Credit Risk Measurement
Qualitative measures and disclosures that help firms to mitigate credit risk have long been discussed in extant literature but rapid progress in the development of many sophisticated models to quantitatively measure credit risk have been witnessed in recent studies. Modeling credit risk has always been essential to predict bankruptcy or financial distress of firms over the time. The approaches to evaluate credit risk vary because each approach relies on different determinants of credit risk. For instance, some approaches consider financial fundamentals while others take into account market prices or spreads to gauge credit risk. Nevertheless, these approaches have contributed in the development of quantitative methods of credit risk measurement. Two classical quantitative methods to assess credit risk are Multiple Discriminant Analysis (MDA) and Conditional Probability Analysis (CPA). Different researchers have developed several empirical models based upon these two popular methods.
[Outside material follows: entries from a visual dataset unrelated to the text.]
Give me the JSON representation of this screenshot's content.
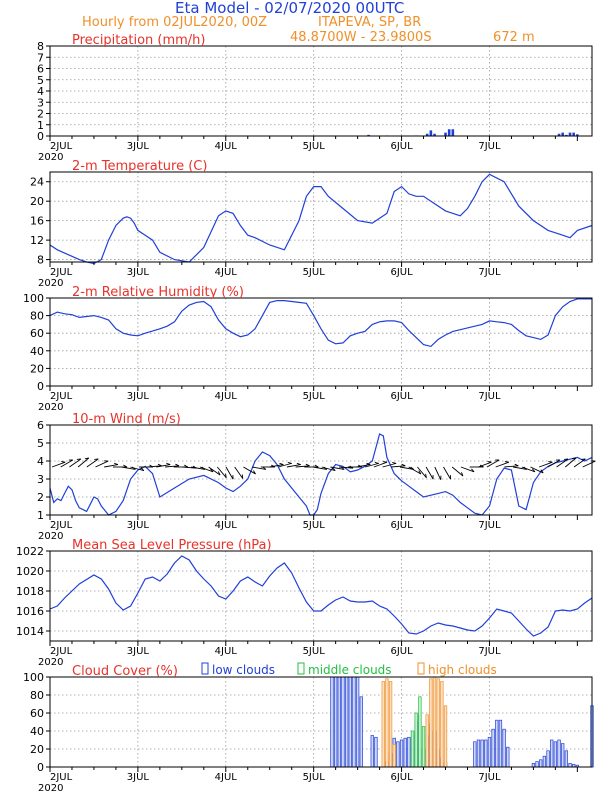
{
  "header": {
    "title": "Eta Model - 02/07/2020 00UTC",
    "hourly": "Hourly from 02JUL2020, 00Z",
    "site": "ITAPEVA, SP, BR",
    "coords": "48.8700W - 23.9800S",
    "elevation": "672   m"
  },
  "colors": {
    "line": "#2040d8",
    "title": "#e8322a",
    "orange": "#f0902a",
    "green": "#22c040",
    "grid": "#999999"
  },
  "x_ticks": [
    "2JUL",
    "3JUL",
    "4JUL",
    "5JUL",
    "6JUL",
    "7JUL"
  ],
  "x_year": "2020",
  "chart_data": [
    {
      "type": "bar",
      "title": "Precipitation (mm/h)",
      "ylim": [
        0,
        8
      ],
      "yticks": [
        0,
        1,
        2,
        3,
        4,
        5,
        6,
        7,
        8
      ],
      "x_unit": "hours since 02JUL2020 00Z",
      "x": [
        87,
        88,
        89,
        90,
        91,
        92,
        93,
        94,
        95,
        96,
        97,
        98,
        99,
        100,
        101,
        102,
        103,
        104,
        105,
        106,
        107,
        108,
        109,
        110,
        111,
        112,
        113,
        114,
        115,
        116,
        117,
        118,
        119,
        120,
        121,
        122,
        123,
        124,
        125,
        126,
        127,
        128,
        129,
        130,
        131,
        132,
        133,
        134,
        135,
        136,
        137,
        138,
        139,
        140,
        141,
        142,
        143,
        144,
        145,
        146,
        147,
        148
      ],
      "values": [
        0.1,
        0,
        0,
        0,
        0,
        0.05,
        0,
        0,
        0,
        0,
        0,
        0,
        0,
        0.05,
        0,
        0,
        0.2,
        0.5,
        0.2,
        0,
        0,
        0.3,
        0.6,
        0.6,
        0,
        0,
        0,
        0,
        0,
        0,
        0,
        0,
        0,
        0,
        0,
        0,
        0,
        0,
        0,
        0,
        0,
        0,
        0,
        0,
        0,
        0,
        0,
        0,
        0,
        0,
        0,
        0,
        0.2,
        0.3,
        0.1,
        0.3,
        0.3,
        0.15,
        0,
        0,
        0,
        0
      ]
    },
    {
      "type": "line",
      "title": "2-m Temperature (C)",
      "ylim": [
        7.5,
        26
      ],
      "yticks": [
        8,
        12,
        16,
        20,
        24
      ],
      "x": [
        0,
        2,
        5,
        8,
        10,
        12,
        14,
        16,
        18,
        20,
        21,
        22,
        23,
        24,
        26,
        28,
        30,
        34,
        38,
        42,
        46,
        48,
        50,
        52,
        54,
        56,
        60,
        64,
        68,
        70,
        72,
        74,
        76,
        80,
        84,
        88,
        92,
        94,
        96,
        98,
        100,
        102,
        104,
        108,
        112,
        114,
        116,
        118,
        120,
        124,
        128,
        132,
        136,
        140,
        142,
        144,
        148
      ],
      "values": [
        11,
        10,
        9,
        8,
        7.5,
        7.2,
        8,
        12,
        15,
        16.5,
        16.8,
        16.5,
        15.5,
        14,
        13,
        12,
        9.5,
        8,
        7.5,
        10.5,
        17,
        18,
        17.5,
        15,
        13,
        12.5,
        11,
        10,
        16,
        21,
        23,
        23,
        21,
        18.5,
        16,
        15.5,
        17.5,
        22,
        23,
        21.5,
        21,
        21,
        20,
        18,
        17,
        18.5,
        21,
        24,
        25.5,
        24,
        19,
        16,
        14,
        13,
        12.5,
        14,
        15
      ]
    },
    {
      "type": "line",
      "title": "2-m Relative Humidity (%)",
      "ylim": [
        0,
        100
      ],
      "yticks": [
        0,
        20,
        40,
        60,
        80,
        100
      ],
      "x": [
        0,
        2,
        4,
        6,
        8,
        10,
        12,
        14,
        16,
        18,
        20,
        22,
        24,
        26,
        30,
        32,
        34,
        36,
        38,
        40,
        42,
        44,
        46,
        48,
        50,
        52,
        54,
        56,
        58,
        60,
        62,
        64,
        66,
        68,
        70,
        72,
        74,
        76,
        78,
        80,
        82,
        84,
        86,
        88,
        90,
        92,
        94,
        96,
        98,
        100,
        102,
        104,
        106,
        108,
        110,
        112,
        114,
        116,
        118,
        120,
        122,
        124,
        126,
        128,
        130,
        132,
        134,
        136,
        138,
        140,
        142,
        144,
        146,
        148
      ],
      "values": [
        80,
        84,
        82,
        81,
        78,
        79,
        80,
        78,
        75,
        65,
        60,
        58,
        57,
        60,
        65,
        68,
        73,
        85,
        92,
        95,
        96,
        90,
        75,
        65,
        60,
        56,
        58,
        65,
        80,
        95,
        97,
        97,
        96,
        95,
        94,
        80,
        65,
        52,
        48,
        49,
        57,
        60,
        62,
        70,
        73,
        74,
        74,
        72,
        63,
        55,
        47,
        45,
        53,
        58,
        62,
        64,
        66,
        68,
        70,
        74,
        73,
        72,
        70,
        63,
        57,
        55,
        53,
        58,
        80,
        90,
        96,
        99,
        99,
        99
      ]
    },
    {
      "type": "line",
      "title": "10-m Wind (m/s)",
      "ylim": [
        1,
        6
      ],
      "yticks": [
        1,
        2,
        3,
        4,
        5,
        6
      ],
      "x": [
        0,
        1,
        2,
        3,
        4,
        5,
        6,
        7,
        8,
        9,
        10,
        11,
        12,
        13,
        14,
        16,
        18,
        20,
        22,
        24,
        26,
        28,
        30,
        34,
        38,
        42,
        46,
        48,
        50,
        52,
        54,
        56,
        58,
        60,
        62,
        64,
        66,
        68,
        70,
        71,
        72,
        73,
        74,
        76,
        78,
        80,
        82,
        84,
        86,
        88,
        90,
        91,
        92,
        94,
        96,
        98,
        100,
        102,
        104,
        106,
        108,
        110,
        112,
        114,
        116,
        118,
        120,
        122,
        124,
        126,
        128,
        130,
        132,
        134,
        136,
        138,
        140,
        142,
        144,
        146,
        148
      ],
      "values": [
        2.5,
        1.7,
        1.9,
        1.8,
        2.2,
        2.6,
        2.4,
        1.8,
        1.4,
        1.3,
        1.2,
        1.6,
        2.0,
        1.9,
        1.5,
        1.0,
        1.2,
        1.8,
        3.0,
        3.5,
        3.7,
        3.3,
        2.0,
        2.5,
        3.0,
        3.2,
        2.8,
        2.5,
        2.3,
        2.6,
        3.0,
        4.0,
        4.5,
        4.3,
        3.8,
        3.0,
        2.5,
        2.0,
        1.5,
        1.0,
        1.0,
        1.3,
        2.2,
        3.3,
        3.8,
        3.7,
        3.4,
        3.5,
        3.7,
        4.0,
        5.5,
        5.4,
        4.2,
        3.3,
        2.9,
        2.6,
        2.3,
        2.0,
        2.1,
        2.2,
        2.3,
        2.1,
        1.7,
        1.4,
        1.1,
        1.0,
        1.5,
        3.0,
        3.6,
        3.5,
        1.5,
        1.3,
        2.8,
        3.4,
        3.7,
        3.9,
        4.0,
        4.1,
        4.2,
        4.0,
        4.2
      ]
    },
    {
      "type": "line",
      "title": "Mean Sea Level Pressure (hPa)",
      "ylim": [
        1013,
        1022
      ],
      "yticks": [
        1014,
        1016,
        1018,
        1020,
        1022
      ],
      "x": [
        0,
        2,
        4,
        8,
        12,
        14,
        16,
        18,
        20,
        22,
        24,
        26,
        28,
        30,
        32,
        34,
        36,
        38,
        40,
        42,
        44,
        46,
        48,
        50,
        52,
        54,
        56,
        58,
        60,
        62,
        64,
        66,
        68,
        70,
        72,
        74,
        76,
        78,
        80,
        82,
        84,
        86,
        88,
        90,
        92,
        94,
        96,
        98,
        100,
        102,
        104,
        106,
        108,
        110,
        112,
        114,
        116,
        118,
        120,
        122,
        124,
        126,
        128,
        130,
        132,
        134,
        136,
        138,
        140,
        142,
        144,
        146,
        148
      ],
      "values": [
        1016.2,
        1016.5,
        1017.3,
        1018.7,
        1019.6,
        1019.2,
        1018.2,
        1016.8,
        1016.1,
        1016.5,
        1017.8,
        1019.2,
        1019.4,
        1019,
        1019.7,
        1020.8,
        1021.5,
        1021.1,
        1020,
        1019.2,
        1018.5,
        1017.5,
        1017.2,
        1018,
        1019,
        1019.4,
        1018.9,
        1018.5,
        1019.5,
        1020.3,
        1020.8,
        1019.8,
        1018.3,
        1016.9,
        1016,
        1016,
        1016.6,
        1017.1,
        1017.4,
        1017,
        1016.9,
        1016.9,
        1017,
        1016.5,
        1016.2,
        1015.5,
        1014.7,
        1013.8,
        1013.7,
        1014,
        1014.5,
        1014.8,
        1014.6,
        1014.5,
        1014.3,
        1014.1,
        1014,
        1014.5,
        1015.3,
        1016.2,
        1016,
        1015.8,
        1015,
        1014.2,
        1013.5,
        1013.8,
        1014.4,
        1016,
        1016.1,
        1016,
        1016.2,
        1016.8,
        1017.3
      ]
    },
    {
      "type": "bar",
      "title": "Cloud Cover (%)",
      "legend": [
        "low clouds",
        "middle clouds",
        "high clouds"
      ],
      "ylim": [
        0,
        100
      ],
      "yticks": [
        0,
        20,
        40,
        60,
        80,
        100
      ],
      "series": [
        {
          "name": "low clouds",
          "x": [
            77,
            78,
            79,
            80,
            81,
            82,
            83,
            84,
            85,
            88,
            89,
            92,
            93,
            94,
            95,
            96,
            97,
            98,
            99,
            100,
            101,
            102,
            103,
            104,
            105,
            106,
            107,
            108,
            116,
            117,
            118,
            119,
            120,
            121,
            122,
            123,
            124,
            125,
            132,
            133,
            134,
            135,
            136,
            137,
            138,
            139,
            140,
            141,
            142,
            143,
            144,
            148
          ],
          "values": [
            100,
            100,
            100,
            100,
            100,
            100,
            100,
            100,
            78,
            35,
            33,
            6,
            15,
            32,
            28,
            30,
            32,
            33,
            38,
            50,
            58,
            20,
            35,
            48,
            40,
            20,
            10,
            5,
            28,
            30,
            30,
            30,
            33,
            42,
            52,
            52,
            42,
            22,
            4,
            6,
            8,
            12,
            18,
            30,
            28,
            30,
            26,
            18,
            4,
            3,
            2,
            68
          ]
        },
        {
          "name": "middle clouds",
          "x": [
            99,
            100,
            101,
            102
          ],
          "values": [
            40,
            60,
            78,
            45
          ]
        },
        {
          "name": "high clouds",
          "x": [
            91,
            92,
            93,
            94,
            103,
            104,
            105,
            106,
            107,
            108
          ],
          "values": [
            95,
            98,
            95,
            25,
            58,
            98,
            100,
            98,
            95,
            68
          ]
        }
      ]
    }
  ]
}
The model designed by Edward I. Altman in 1968 inspired by MDA and CPA based model developed by James A. Ohlson in 1980 have widely been used in relevant literature.
- Distinguish between Multiple Discriminant Analysis (MDA) and Conditional Probability Analysis (CPA) by identifying statistical and theoretical differences in these methods.
- You are required to find out and briefly discuss the empirical models developed by Altman in 1968 and Ohlson in 1980 to gauge credit risk. Also list down and elaborate the independent variables used in each empirical model.
- How the models (discussed in part 2) vary in measuring credit risk?